Подземная остановилась перед ним. Д. вообразил, что сумка в ее руке шевелится сама по себе. Нелепый образ промелькнул в мозгу, и бухгалтер чуть было не захихикал. Истерически.
Ему представилось, что в сумке у Подземной лежит мешок со слепыми котятами – надежно завязанный и приготовленный для утопления. Котята живы, но почему-то молчат…
Раньше Д. не позволял себе подобных вольностей. Неужто сценарий двадцатилетнего кошмара наконец слегка изменился? Самую малость. Но кто переписал его?..

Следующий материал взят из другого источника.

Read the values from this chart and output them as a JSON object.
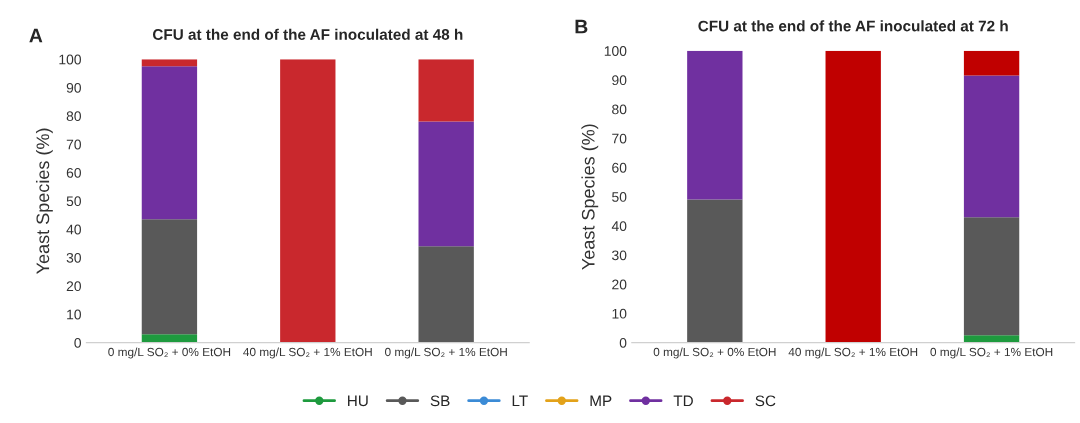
{
  "chart_data": [
    {
      "type": "bar",
      "title": "CFU at the end of the AF inoculated at 48 h",
      "annotations": [
        "A"
      ],
      "ylabel": "Yeast Species (%)",
      "stacked": true,
      "categories": [
        "0 mg/L SO₂ + 0% EtOH",
        "40 mg/L SO₂ + 1% EtOH",
        "0 mg/L SO₂ + 1% EtOH"
      ],
      "ylim": [
        0,
        100
      ],
      "yticks": [
        0,
        10,
        20,
        30,
        40,
        50,
        60,
        70,
        80,
        90,
        100
      ],
      "grid": false,
      "legend": "bottom",
      "marker": "circle",
      "series": [
        {
          "name": "HU",
          "color": "#1e9a3e",
          "values": [
            3,
            0,
            0
          ]
        },
        {
          "name": "SB",
          "color": "#595959",
          "values": [
            40.5,
            0,
            34
          ]
        },
        {
          "name": "LT",
          "color": "#3b8bd6",
          "values": [
            0,
            0,
            0
          ]
        },
        {
          "name": "MP",
          "color": "#e3a21a",
          "values": [
            0,
            0,
            0
          ]
        },
        {
          "name": "TD",
          "color": "#7030a0",
          "values": [
            54,
            0,
            44
          ]
        },
        {
          "name": "SC",
          "color": "#c9282d",
          "values": [
            2.5,
            100,
            22
          ]
        }
      ]
    },
    {
      "type": "bar",
      "title": "CFU at the end of the AF inoculated at 72 h",
      "annotations": [
        "B"
      ],
      "ylabel": "Yeast Species (%)",
      "stacked": true,
      "categories": [
        "0 mg/L SO₂ + 0% EtOH",
        "40 mg/L SO₂ + 1% EtOH",
        "0 mg/L SO₂ + 1% EtOH"
      ],
      "ylim": [
        0,
        100
      ],
      "yticks": [
        0,
        10,
        20,
        30,
        40,
        50,
        60,
        70,
        80,
        90,
        100
      ],
      "grid": false,
      "series": [
        {
          "color": "#1e9a3e",
          "values": [
            0,
            0,
            2.5
          ]
        },
        {
          "color": "#595959",
          "values": [
            49,
            0,
            40.5
          ]
        },
        {
          "color": "#3b8bd6",
          "values": [
            0,
            0,
            0
          ]
        },
        {
          "color": "#e3a21a",
          "values": [
            0,
            0,
            0
          ]
        },
        {
          "color": "#7030a0",
          "values": [
            51,
            0,
            48.5
          ]
        },
        {
          "color": "#c00000",
          "values": [
            0,
            100,
            8.5
          ]
        }
      ]
    }
  ]
}
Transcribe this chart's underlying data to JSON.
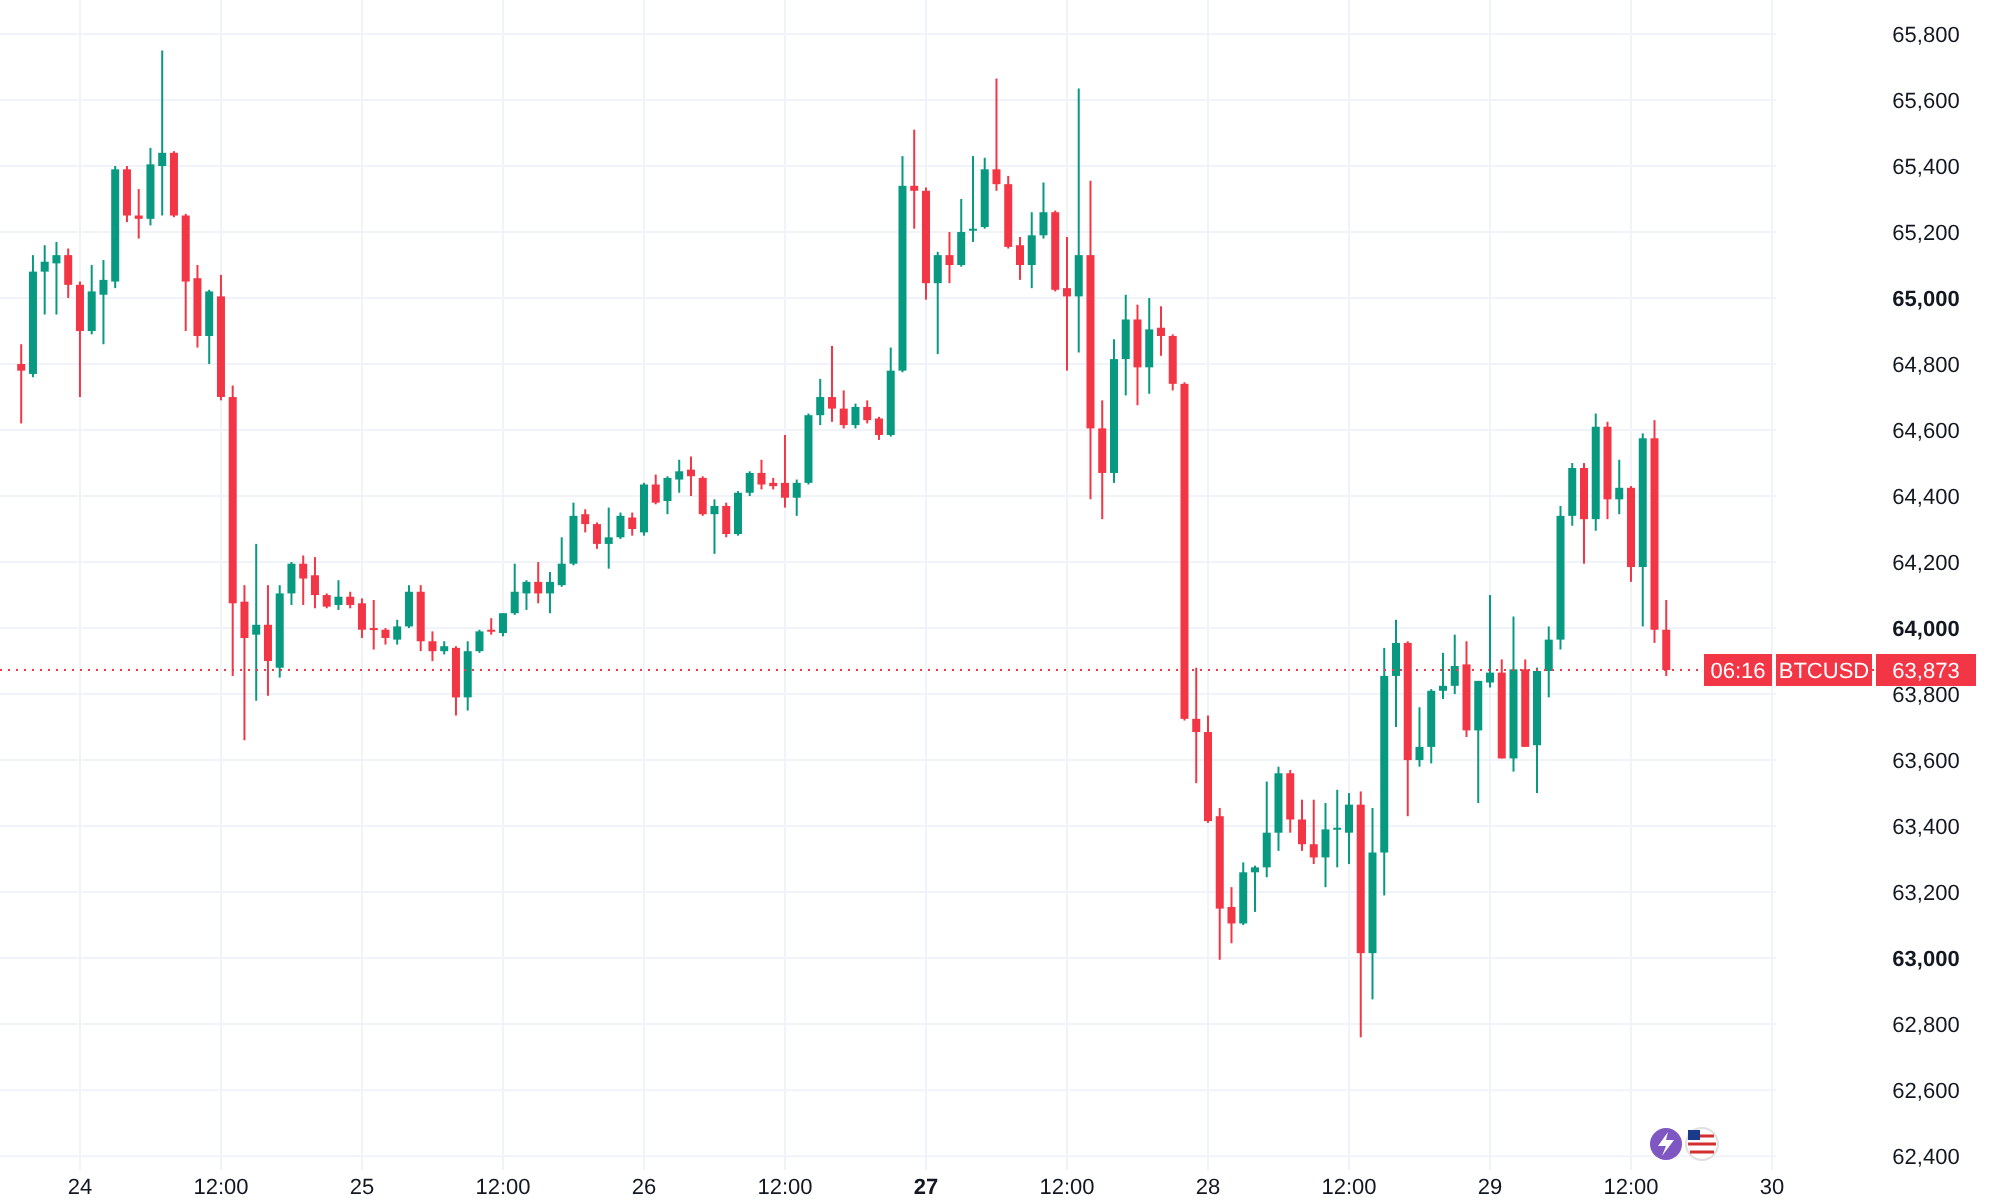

Д. молил Бога, чтобы происходящее действительно оказалось сном, чтобы в следующее мгновение он снова проснулся в холодном поту, обнаружил отвратительно холодные следы слюней на подушке и услышал собственный стон.
Но он не проснулся.
– Ты, – ласково сказала Подземная, ткнув в него влажным, покрытым слизью пальцем.
Затем она расстегнула «молнию» на сумке («Subway Is Hard Way»!) и достала большой резиновый мешок с трафаретной надписью «Собственность метрополитена», а также электрический нож, чтобы отрезать бухгалтеру голову.
Сокровеннейшее желание бухгалтера сбылось. Вскоре бесплотным призраком он выпорхнул из туннеля в открытое пространство, к солнечному свету.
МЕСТЬ ИНВАЛИДА
Приготовившись умереть, сержант пытался найти причину – хотя бы одну-единственную причину! – по которой ему не следовало этого делать. Теперь, когда два зверя – ярость и сожаление – перестали пожирать его изнутри, а до небытия оставались считанные минуты, почему бы не сыграть с самим собой в эту игру, столь же дурацкую, как вся его жизнь?
Водка закончилась. Последний глоток он сделал больше суток назад; про еду вообще не вспоминал. Впервые за много месяцев в мозгу воцарилась относительная ясность, отступили призраки прошлого, давно обглодавшие сердце и, как казалось сержанту, принявшиеся за побитую циррозом печень. Слова «душа» не было в его лексиконе. Это выдумки для сопляков, не умеющих ни жить, ни умирать без ложной надежды. Сержант умел. Его последняя игра с самим собой вовсе не означала, что он цеплялся за свое ублюдочное существование. Он просто хотел подвергнуть это проклятое существование холодному анализу, чтобы иметь полное право произнести перед смертью только одну фразу: «Все – дерьмо».
Итак, холодный анализ. Холодный, трезвый и беспощадный, как лезвие штыка, вонзающееся в кишки зимней ночью. Сержант мог бы рассказать о том, что чувствуешь, когда заиндевелая сталь вспарывает твою плоть. И – что гораздо хуже – когда ты сам убиваешь. Но кому и зачем рассказывать об этом? Он был абсолютно одинок – израненная покалеченная птица, выброшенная из галдящей стаи злобного воронья. Он одинаково презирал и эту стаю, и самого себя. Себя – за глупость, за то, что был одурачен, использован и списан на помойку, будто оттраханная шлюха. А стаю он презирал за все остальное.
Но, может быть, еще не поздно? Может быть, он сумеет отомстить? Нет, нечего тешить себя гнилыми иллюзиями. Что он вообще может – инвалид, неполноценный, жалкий обрубок, недочеловек?!.
Снова нахлынула ярость. Багровая слепящая волна. Сержант стучал единственной рукой по колесу инвалидного кресла – до тех пор, пока каждый удар не стал отдаваться резкой болью в кости. Боль отрезвила его. Ненадолго.